Eine wichtige Erfahrung aus diesen Roadshows ist, dass sich im persönlichen Dialog Beweggründe besser erklären lassen. Es ist möglich, auf individuelle Einzel­situationen einzugehen und diese in die ­Bewertung einfließen zu lassen. Wir erkannten zudem, dass es einen Ermessensspielraum für Entscheidungen gibt – sowohl bei Investoren als auch bei Stimmrechtsberatern. Last but not least erlangten wir ein tieferes Verständnis darüber, wie sich die Financial Community mit dem Thema ­Corporate Governance beschäftigt, wo sie Schwerpunkte setzt und wie die Entscheidungswege bis zur Stimmabgabe an der Generalversammlung sind.

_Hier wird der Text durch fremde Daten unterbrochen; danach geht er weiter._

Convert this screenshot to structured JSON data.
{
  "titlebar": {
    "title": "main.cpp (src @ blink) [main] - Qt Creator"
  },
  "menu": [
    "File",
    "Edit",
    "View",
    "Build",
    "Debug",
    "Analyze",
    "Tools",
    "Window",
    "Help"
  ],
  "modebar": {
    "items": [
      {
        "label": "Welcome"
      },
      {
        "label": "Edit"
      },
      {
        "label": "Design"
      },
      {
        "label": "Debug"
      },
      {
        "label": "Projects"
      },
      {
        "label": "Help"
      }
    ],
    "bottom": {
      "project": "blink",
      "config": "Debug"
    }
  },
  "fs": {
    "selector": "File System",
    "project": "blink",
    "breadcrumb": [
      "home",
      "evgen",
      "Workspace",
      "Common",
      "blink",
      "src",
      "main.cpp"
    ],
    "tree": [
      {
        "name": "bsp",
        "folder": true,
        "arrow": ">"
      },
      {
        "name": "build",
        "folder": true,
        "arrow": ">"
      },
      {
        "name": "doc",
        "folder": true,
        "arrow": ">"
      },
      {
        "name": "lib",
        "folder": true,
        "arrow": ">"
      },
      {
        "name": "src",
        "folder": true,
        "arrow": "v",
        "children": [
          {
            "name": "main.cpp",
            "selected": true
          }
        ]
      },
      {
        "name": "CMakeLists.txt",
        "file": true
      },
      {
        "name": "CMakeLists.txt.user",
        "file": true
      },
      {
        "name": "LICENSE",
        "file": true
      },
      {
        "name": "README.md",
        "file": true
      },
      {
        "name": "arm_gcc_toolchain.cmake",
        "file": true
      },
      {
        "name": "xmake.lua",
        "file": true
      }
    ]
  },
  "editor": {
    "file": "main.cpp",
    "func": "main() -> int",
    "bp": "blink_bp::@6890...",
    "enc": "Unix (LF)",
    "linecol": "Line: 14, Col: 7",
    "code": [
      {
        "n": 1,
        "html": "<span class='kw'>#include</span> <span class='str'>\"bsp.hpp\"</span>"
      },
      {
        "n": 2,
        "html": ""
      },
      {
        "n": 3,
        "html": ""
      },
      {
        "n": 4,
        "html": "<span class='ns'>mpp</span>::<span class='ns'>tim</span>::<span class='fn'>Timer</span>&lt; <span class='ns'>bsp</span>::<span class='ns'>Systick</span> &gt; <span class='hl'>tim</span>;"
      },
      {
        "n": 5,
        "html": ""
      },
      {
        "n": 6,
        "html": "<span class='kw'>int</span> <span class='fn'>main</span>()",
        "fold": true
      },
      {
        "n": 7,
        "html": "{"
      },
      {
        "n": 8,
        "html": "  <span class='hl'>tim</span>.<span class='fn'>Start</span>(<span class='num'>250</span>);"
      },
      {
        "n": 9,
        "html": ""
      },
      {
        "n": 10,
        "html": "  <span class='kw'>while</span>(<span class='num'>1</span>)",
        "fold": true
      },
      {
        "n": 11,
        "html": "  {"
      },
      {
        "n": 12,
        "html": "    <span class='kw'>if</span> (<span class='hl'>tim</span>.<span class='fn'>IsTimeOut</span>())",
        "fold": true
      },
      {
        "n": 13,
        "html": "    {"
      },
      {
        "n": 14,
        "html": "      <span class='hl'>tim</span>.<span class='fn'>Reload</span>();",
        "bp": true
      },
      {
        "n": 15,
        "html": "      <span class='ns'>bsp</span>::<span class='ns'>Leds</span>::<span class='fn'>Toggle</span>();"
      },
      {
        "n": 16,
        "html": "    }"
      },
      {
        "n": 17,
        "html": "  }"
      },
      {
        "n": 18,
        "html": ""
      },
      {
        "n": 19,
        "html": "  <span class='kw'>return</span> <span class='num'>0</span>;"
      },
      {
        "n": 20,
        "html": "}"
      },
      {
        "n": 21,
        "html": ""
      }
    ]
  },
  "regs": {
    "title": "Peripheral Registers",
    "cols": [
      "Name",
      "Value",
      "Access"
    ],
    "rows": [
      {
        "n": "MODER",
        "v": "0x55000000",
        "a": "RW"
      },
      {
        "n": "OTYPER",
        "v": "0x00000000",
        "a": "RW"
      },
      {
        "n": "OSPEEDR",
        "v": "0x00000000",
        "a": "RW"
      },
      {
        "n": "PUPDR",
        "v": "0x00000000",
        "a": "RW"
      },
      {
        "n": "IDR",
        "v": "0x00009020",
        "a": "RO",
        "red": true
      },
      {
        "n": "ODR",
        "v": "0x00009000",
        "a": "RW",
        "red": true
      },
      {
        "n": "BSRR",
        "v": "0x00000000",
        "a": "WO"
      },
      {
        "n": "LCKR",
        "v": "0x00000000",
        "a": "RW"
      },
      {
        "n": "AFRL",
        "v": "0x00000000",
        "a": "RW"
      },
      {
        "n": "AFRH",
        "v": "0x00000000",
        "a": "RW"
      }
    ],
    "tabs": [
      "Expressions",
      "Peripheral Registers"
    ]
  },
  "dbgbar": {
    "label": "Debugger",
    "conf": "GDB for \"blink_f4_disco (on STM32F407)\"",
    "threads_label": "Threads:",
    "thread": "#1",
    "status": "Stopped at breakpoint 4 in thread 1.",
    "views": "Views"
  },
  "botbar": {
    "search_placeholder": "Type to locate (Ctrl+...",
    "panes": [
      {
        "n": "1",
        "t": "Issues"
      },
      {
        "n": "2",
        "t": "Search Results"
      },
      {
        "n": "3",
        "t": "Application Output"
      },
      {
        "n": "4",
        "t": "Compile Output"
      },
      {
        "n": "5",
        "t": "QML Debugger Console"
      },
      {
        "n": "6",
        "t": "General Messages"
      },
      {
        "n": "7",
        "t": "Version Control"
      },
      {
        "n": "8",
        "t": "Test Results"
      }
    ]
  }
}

Grundsätzlich stellten wir fest: Transparenz und Dialog werden geschätzt – unabhängig davon, ob es sich um die Geschäftsentwicklung, die Strategie oder die Corporate Governance handelt. Zu guter Letzt, und das bestätigt uns in unseren Anstrengungen, führte die Summe aller Maßnahmen zu einer deut­lichen Verbesserung unserer Ratings bei zRating und beim ISS Governance Quality­Score.


Ursprünglich erschienen in: The Reporting Times, NO 22/2023, Zeitung des Center for Corporate Reporting.

reporting-times.com

Autor/Autorin

Lisa Lüthi

Lisa Lüthi leitete während zehn Jahren bis September 2023 die Unternehmenskom­muni­kation der Zur Rose Group AG in Frauenfeld, seit Mai 2023 umfirmiert in DocMorris AG. In früheren Stationen ver­antwortete sie die Kommunikation des Geschäftsbereichs „Accessories“ von Bosch und die Unterneh­menskommunikation der damals noch börsennotierten sia Abrasives.